We characterize those pairs $(\psi,\varphi)$ of smooth mappings $\psi:\mathbb{R}^d\rightarrow\mathbb{C},\varphi:\mathbb{R}^d\rightarrow\mathbb{R}^d$ for which the corresponding weighted composition operator $C_{\psi,\varphi}f=\psi\cdot(f\circ\varphi)$ acts continuously on $\mathscr{S}(\mathbb{R}^d)$. Additionally, we give several easy-to-check necessary and sufficient conditions of this property for interesting special cases.
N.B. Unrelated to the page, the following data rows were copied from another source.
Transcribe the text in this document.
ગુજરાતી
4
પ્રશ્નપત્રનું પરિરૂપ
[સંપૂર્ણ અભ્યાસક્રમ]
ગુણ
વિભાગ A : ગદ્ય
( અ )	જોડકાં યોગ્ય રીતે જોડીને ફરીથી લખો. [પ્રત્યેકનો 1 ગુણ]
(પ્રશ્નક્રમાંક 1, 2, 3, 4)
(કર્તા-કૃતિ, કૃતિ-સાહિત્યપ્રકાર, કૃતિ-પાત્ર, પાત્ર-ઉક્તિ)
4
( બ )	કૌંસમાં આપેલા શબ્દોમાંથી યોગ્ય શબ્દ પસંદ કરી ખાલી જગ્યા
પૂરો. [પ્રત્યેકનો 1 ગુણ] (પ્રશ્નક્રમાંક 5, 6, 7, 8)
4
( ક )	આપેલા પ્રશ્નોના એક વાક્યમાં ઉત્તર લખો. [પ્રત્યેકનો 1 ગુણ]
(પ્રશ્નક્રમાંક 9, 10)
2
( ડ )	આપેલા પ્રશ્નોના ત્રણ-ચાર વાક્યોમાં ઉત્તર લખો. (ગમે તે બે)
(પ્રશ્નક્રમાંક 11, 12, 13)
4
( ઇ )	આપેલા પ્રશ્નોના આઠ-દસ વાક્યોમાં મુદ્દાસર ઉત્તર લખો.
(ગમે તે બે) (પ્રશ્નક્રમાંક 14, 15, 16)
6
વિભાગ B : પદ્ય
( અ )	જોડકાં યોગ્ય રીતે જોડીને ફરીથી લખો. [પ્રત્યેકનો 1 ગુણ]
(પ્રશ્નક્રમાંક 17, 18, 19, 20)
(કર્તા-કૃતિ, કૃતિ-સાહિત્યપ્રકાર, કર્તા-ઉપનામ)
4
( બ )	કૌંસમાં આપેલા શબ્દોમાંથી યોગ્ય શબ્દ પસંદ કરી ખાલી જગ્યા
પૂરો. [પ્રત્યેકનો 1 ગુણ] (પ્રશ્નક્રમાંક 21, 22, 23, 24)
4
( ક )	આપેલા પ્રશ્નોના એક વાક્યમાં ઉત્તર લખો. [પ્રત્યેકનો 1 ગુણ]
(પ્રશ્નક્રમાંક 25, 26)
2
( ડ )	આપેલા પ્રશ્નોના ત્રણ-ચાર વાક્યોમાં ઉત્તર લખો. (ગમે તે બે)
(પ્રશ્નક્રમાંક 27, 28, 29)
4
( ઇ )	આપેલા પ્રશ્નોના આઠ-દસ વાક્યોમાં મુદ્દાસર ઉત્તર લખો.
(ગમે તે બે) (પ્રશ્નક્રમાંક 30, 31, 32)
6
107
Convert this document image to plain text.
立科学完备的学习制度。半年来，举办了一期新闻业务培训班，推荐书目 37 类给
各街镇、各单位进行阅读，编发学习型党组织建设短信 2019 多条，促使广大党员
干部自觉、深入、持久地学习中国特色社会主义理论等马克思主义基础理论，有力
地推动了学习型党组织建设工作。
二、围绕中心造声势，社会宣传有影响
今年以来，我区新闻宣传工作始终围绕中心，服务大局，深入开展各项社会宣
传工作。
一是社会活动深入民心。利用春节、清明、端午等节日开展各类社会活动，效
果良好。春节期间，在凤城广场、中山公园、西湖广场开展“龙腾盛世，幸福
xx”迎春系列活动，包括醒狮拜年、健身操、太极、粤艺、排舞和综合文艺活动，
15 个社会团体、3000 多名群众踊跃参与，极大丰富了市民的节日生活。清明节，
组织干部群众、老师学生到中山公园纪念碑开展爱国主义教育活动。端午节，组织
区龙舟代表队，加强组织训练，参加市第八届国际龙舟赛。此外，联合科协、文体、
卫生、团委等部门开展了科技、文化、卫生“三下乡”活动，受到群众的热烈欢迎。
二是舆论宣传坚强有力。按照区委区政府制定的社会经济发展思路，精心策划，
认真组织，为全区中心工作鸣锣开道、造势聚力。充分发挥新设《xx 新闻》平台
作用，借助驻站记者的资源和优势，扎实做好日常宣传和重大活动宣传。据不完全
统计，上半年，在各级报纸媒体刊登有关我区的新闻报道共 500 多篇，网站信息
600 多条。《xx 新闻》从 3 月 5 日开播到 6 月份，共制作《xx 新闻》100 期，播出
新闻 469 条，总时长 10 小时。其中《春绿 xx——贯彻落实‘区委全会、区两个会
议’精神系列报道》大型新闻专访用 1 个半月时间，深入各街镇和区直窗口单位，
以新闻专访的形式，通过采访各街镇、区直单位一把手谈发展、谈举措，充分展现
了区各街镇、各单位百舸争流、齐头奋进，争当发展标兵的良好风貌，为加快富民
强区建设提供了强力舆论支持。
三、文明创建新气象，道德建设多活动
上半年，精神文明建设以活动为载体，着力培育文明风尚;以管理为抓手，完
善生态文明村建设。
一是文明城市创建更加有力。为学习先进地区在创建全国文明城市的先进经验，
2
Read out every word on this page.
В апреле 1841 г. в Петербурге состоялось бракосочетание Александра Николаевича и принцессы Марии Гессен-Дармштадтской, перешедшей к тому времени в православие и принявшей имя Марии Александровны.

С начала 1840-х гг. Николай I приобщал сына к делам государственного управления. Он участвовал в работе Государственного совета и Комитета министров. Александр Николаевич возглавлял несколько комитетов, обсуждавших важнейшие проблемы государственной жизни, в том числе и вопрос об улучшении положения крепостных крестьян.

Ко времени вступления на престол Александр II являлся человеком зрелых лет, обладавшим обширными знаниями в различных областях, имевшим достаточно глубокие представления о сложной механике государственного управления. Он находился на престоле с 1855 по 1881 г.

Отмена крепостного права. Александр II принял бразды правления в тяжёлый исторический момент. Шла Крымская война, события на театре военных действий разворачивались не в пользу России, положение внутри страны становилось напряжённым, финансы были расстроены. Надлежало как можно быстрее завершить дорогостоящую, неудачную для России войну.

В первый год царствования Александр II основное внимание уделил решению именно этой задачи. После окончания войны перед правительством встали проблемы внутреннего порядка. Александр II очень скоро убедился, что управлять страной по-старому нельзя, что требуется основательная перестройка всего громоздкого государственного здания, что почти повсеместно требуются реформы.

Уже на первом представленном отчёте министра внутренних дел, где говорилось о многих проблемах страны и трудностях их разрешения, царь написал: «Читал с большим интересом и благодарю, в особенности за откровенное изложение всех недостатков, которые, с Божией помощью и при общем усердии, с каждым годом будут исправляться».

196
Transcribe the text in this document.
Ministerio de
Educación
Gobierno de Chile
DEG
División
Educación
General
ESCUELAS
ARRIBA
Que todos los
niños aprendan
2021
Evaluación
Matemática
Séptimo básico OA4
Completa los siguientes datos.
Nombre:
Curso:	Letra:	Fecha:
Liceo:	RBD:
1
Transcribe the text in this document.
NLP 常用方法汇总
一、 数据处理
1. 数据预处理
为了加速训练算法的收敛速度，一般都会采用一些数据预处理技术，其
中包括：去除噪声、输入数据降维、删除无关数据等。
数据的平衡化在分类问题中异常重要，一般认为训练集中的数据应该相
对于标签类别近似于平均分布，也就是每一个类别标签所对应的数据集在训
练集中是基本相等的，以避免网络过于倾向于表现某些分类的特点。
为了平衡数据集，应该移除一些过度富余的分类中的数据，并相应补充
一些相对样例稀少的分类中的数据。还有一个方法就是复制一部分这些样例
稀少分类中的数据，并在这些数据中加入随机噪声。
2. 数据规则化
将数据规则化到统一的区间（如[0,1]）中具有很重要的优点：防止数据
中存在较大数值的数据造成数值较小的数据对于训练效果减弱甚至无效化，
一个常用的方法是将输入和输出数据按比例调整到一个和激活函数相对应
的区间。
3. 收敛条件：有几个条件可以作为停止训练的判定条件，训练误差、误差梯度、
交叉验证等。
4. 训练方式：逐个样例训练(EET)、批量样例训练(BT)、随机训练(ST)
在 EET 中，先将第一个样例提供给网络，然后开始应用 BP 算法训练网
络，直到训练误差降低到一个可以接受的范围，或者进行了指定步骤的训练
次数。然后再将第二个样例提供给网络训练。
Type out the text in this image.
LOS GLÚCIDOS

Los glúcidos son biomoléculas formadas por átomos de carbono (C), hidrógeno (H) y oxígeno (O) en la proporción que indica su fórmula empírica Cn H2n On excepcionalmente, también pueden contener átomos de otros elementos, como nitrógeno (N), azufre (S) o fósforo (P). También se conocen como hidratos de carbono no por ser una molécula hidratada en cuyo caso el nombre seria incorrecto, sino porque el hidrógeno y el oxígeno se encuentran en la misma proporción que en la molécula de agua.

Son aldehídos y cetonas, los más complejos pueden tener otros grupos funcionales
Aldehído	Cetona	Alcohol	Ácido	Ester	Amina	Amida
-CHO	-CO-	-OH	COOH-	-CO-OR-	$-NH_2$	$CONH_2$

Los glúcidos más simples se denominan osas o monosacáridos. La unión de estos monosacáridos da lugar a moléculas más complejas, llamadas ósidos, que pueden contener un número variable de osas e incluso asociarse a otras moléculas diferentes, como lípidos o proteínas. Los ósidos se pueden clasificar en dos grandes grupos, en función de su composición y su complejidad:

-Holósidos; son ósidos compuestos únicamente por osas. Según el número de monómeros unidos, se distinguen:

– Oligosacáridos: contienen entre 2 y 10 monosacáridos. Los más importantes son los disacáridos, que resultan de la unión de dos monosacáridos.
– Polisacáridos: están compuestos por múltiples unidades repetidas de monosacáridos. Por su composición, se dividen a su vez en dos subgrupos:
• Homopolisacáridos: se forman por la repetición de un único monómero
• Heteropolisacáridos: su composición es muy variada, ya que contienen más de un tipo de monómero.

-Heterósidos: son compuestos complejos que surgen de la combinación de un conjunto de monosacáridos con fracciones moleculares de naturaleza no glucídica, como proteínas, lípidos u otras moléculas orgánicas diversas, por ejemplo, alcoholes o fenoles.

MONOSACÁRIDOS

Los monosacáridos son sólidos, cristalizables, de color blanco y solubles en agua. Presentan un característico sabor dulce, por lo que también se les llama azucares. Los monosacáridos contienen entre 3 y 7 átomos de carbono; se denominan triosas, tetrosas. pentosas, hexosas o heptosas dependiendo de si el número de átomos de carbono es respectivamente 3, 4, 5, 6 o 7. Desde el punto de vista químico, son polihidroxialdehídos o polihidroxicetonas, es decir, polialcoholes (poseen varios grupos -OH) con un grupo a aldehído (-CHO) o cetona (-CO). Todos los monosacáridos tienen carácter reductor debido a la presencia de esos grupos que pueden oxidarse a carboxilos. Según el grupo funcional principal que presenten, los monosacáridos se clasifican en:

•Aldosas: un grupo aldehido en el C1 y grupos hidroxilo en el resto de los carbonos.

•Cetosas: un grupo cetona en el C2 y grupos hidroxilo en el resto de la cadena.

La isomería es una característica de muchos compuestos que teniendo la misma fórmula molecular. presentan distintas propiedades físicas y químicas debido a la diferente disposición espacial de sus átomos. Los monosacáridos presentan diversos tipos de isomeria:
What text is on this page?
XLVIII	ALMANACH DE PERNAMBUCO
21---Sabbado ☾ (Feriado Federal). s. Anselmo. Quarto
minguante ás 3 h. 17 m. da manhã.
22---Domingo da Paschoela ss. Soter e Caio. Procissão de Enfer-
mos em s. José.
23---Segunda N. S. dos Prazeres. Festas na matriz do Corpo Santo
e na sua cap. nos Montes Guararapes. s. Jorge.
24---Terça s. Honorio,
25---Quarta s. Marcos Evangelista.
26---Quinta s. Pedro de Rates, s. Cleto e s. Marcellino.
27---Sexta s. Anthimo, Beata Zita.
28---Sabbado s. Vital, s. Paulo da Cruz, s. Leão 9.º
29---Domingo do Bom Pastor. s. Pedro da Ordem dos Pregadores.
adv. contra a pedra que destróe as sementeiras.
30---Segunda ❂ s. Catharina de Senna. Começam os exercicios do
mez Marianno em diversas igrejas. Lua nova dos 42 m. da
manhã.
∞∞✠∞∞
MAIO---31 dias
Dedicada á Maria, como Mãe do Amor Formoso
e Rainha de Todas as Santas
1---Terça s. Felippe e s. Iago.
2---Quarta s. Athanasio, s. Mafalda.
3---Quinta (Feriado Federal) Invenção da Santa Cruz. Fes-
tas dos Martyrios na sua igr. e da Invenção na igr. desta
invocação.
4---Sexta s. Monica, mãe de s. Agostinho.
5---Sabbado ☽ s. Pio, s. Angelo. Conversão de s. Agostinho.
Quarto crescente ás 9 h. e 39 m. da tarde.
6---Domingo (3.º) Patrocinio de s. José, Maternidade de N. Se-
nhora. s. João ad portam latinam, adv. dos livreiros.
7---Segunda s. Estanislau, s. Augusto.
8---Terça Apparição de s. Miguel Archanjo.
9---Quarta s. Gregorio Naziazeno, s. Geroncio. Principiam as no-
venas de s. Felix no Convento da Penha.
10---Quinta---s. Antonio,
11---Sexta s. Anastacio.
Moreover, we characterize power boundedness and topologizablity of $C_{\psi,\varphi}$ on $\mathscr{S}(\mathbb{R}^d)$ in terms of $\psi,\varphi$. Among other things, as an application of our results we show that for a univariate polynomial $\varphi$ with $\text{deg}(\varphi)\geq 2$, power boundedness of $C_{\psi,\varphi}$ on $\mathscr{S}(\mathbb{R})$ for every $\psi\in\mathscr{O}_M(\mathbb{R})$ only depends on $\varphi$ and that in this case power boundedness of $C_{\psi,\varphi}$ is equivalent to $(C_{\psi,\varphi}^n)_{n\in\mathbb{N}}$ converging to $0$ in $\mathcal{L}_b(\mathscr{S}(\mathbb{R}))$ as well as to the uniform mean ergodicity of $C_{\psi,\varphi}$. Additionally, we give an example of a power bounded and uniformly mean ergodic weighted composition operator $C_{\psi,\varphi}$ on $\mathscr{S}(\mathbb{R})$ for which neither the multiplication operator $f\mapsto \psi f$ nor the composition operator $f\mapsto f\circ\varphi$ acts on $\mathscr{S}(\mathbb{R})$. Our results complement and considerably extend various results of Fern\'andez, Galbis, and the second named author.